Дискурсивное изучение власти у Фуко может быть понято как продолжение мысли Ницше о том, что власть — это центральный жизненный принцип.

В своих поздних работах Фуко показывает, насколько приспособляем индивид в своем использовании дискурсов власти себе на благо. И это не удивительно, ибо индивидуализм проходит красной нитью сквозь всю историю идей на Западе от Античности до постмодернизма. Это выдвижение в европейской культуре на передний план индивида отражается в названии 111 тома «Истории сексуальности» Фуко: «Забота о себе» (1984). И точно так же поразительно, что труды по истории идей, преследующие цель показать этапы развития и освобождения индивида, очень быстро становятся средством включения индивида в массу. Путь от индивидуальной свободы к коллективному поведению идет через чувства. Общая черта позднего модернизма состоит в том, что человеческие сердца становятся все более открытыми и легко заполняются тем, что предлагают им рынок, власть и медийные дискурсы.

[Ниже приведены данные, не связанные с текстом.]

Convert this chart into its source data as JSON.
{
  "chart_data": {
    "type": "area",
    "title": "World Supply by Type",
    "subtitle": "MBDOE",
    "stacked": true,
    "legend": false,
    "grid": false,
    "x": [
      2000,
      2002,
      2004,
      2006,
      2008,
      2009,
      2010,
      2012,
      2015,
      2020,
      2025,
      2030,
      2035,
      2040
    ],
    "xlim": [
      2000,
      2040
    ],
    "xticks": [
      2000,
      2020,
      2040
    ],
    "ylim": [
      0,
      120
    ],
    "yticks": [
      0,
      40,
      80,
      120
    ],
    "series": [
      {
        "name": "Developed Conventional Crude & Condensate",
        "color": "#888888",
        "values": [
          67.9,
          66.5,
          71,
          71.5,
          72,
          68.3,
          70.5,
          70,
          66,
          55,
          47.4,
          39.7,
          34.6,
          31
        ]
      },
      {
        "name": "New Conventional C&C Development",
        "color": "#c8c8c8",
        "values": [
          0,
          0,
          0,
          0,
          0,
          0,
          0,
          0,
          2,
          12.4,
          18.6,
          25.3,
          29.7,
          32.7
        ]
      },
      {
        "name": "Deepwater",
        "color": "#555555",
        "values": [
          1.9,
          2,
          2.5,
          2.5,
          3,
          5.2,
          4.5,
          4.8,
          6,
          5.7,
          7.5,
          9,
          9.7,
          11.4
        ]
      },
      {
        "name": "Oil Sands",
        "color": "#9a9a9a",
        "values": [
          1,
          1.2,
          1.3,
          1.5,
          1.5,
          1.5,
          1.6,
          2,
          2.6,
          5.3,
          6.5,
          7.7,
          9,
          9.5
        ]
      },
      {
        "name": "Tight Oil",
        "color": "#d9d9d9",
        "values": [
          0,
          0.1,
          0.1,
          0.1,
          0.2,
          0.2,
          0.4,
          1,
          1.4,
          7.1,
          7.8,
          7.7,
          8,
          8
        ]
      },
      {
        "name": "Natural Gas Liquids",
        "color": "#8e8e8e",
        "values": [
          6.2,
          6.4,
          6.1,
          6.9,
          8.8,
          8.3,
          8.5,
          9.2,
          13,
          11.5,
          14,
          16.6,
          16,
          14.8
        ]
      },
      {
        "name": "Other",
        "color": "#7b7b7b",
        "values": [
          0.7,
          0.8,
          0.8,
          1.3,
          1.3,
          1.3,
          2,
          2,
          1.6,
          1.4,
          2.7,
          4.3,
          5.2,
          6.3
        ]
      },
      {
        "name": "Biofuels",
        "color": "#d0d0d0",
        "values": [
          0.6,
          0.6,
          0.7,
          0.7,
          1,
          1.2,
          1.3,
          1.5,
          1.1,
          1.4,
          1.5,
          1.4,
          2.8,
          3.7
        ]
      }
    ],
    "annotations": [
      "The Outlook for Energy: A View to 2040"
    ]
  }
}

Современный проект просвещения был направлен на индивида, которому посредством разума следовало освободиться и способствовать прогрессу — идейному и материальному. Фуко далеко не единственный, кто указал на парадоксы этого процесса. Теодор Адорно и Макс Хоркхаймер в своем классическом труде «Диалектика просвещения» (1947) показали, каким образом разум в техническом рациональном обществе снижается до средства или инструмента для тех интересов, которые не подчинены всеобщему разуму. Исторический пример этому — нацизм, который использовал современную науку и технику для осуществления Холокоста. Другой пример Адорно и Хоркхаймер находят в США, стране, куда они эмигрировали и где современная массовая культура и промышленность развлечений используют высоко развитую технику и рекламу индустриального общества для подавления критической мысли. Так индивид растворяется в массе и в демократическом обществе как объект скрытой экономики, нацеленной на получение прибыли и забивающей людям голову повседневными мечтами и эмоциональным наслаждением, к которому они стремятся. Таким образом, можно сказать, что два великих идейных течения в западном мире — эпоха Просвещения и романтизм — встречаются в виде исторического результата в современном обществе потребления, которое к началу XXI века стало всеобъемлющим.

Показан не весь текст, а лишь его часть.